With the advent of the Coronavirus, each day brings a new update; a new unprecedented shift in our modern society. Seemingly all sectors of life have been effected, from travel restrictions to hygiene rituals to sporting events to conferences to the economy. We continue to hear of the growing number of people around the world with infection, along with strategies to prevent any further spread.
Of course, we at Berkeley continue to rely on the best information available, from parents and professionals alike, to make the most responsible decisions possible, given this global challenge. We also continue to pray for all who have been impacted by this pandemic.
The question, as Chaplain, that I am called to address is how a person of faith might engage this uncertainty. What exactly should we be praying for? Where is God in the midst of these uncertain times? How do we wade forward, with reasonable action, all the while trusting in a divine Creator who is the Alpha and the Omega; the beginning and the end? How might we sustain faith throughout tumultuous shifts in our society, whether local or abroad?
In speaking with a colleague, I mentioned that my prayers these days centered on peace. That God’s peace may overwhelm any change, uncertainty, anxiety, fear, and even death. To which he responded that, for him, peace is the umbrella that covers all of those occasions. Peace, of course, feels hard to come by when bombarded with the uncertainty of what lies ahead.
As to the second question, I believe God is most visible in times of uncertainty, which almost always translates to times of transition. Whether said transition is full of joy or tragedy, God is at work ushering beloved creatures through this threshold. I believe this to be true, most notably, with how my body responds in these moments.

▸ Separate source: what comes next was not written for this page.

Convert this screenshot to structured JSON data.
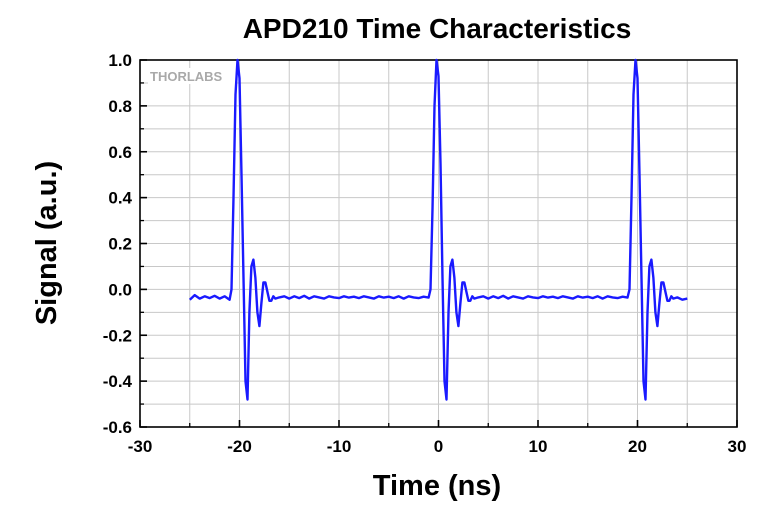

The same energy and movement within can be found on both ends of those spectrums. While not always easy to name that jostle inside as God on the spot, the next season reminds me of the reality that I wasn’t able to claim in the moment. Yes, God is here – holding, healing, providing, guiding, crying, and lifting up.
Wading forward is a difficult endeavor, for sure. As change continues to morph each day, the water may feel difficult to navigate. That one step at a time that once was so natural, now may feel laborious. But people of God are called to keep moving. For God continues to call us to transformation. And in this Season of Lent
, this is especially so. We are called to look within, to join God in the wilderness of our souls, to resist whatever temptations may emerge. Christians will soon hope to die with Christ to that old life on Good Friday
, to rise to the newness of Easter
. This journey is sometimes full of more obstacles, as it seems to be in these times. But the path is the same – one foot forward. Then another. And another.
Faith in God in times like these may be difficult to muster. I liken it to the faith those early disciples had to endure on Holy Saturday
, the longest day, the one in between the death of an old life and the emergence of a new one. Good Friday has passed. And Easter is yet to come. And Holy Saturday is lasting way too long. But, the believer is called to know the power of resurrection; know that God is even at work in times of uncertainty.